The significance level is $\alpha = 0.05$.

### Step 4 Determine the critical value

As the alternative hypothesis is $\textit{two-tailed}$, the critical value of $t$ using $\alpha = 0.05$ and degrees of freedom $n_1+n_2-2=25+20-2=43$ $\text{are}$ $\text{-2.017 and 2.017}$.

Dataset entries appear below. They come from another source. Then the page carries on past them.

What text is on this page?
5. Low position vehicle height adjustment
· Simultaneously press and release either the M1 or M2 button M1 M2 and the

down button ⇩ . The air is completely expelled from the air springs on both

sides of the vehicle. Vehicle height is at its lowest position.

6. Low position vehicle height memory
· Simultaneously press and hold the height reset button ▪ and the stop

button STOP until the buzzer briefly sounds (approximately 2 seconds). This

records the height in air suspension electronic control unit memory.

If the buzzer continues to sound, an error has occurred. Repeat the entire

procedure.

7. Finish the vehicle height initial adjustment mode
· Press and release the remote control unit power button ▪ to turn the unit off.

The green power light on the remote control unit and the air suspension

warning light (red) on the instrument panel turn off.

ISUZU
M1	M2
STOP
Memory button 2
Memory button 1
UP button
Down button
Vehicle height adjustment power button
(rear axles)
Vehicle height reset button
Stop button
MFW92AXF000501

The rejection region (i.e. critical region) is $\text{t < -2.017 or t > 2.017}$.

### Step 5 Computation

The test statistic under the null hypothesis is
```
$$
\begin{aligned}
t&=\frac{(\overline{x}_1 -\overline{x}_1)-(\mu_1-\mu_2)}{sp\sqrt{\big(\frac{1}{n_1}+\frac{1}{n_2}\big)}}\\
&= \frac{(7087-7200)-0}{420.6107\sqrt{\big(\frac{1}{25}+\frac{1}{20}\big)}}\\
&= -0.8955
\end{aligned}
$$
```

### Step 6 Decision (Traditional approach)

The rejection region (i.e. critical region) is $\text{t < -2.017 or t > 2.017}$.

The test statistic is $t =-0.8955$ which falls $\text{outside}$ the critical region, we $\textit{fail to reject}$ the null hypothesis.

OR

### Step 6 Decision ($p$-value approach)

The test is $\textit{two-tailed}$ test, so p-value is the area to the $\textit{extreme}$ of the test statistic ($t=-0.8955$). That is p-value = $2*P(t\geq 0.8955 ) = 0.3755$.

The p-value is $0.3755$ which is $\textit{greater than}$ the significance level of $\alpha = 0.05$, we $\textit{fail to reject}$ the null hypothesis.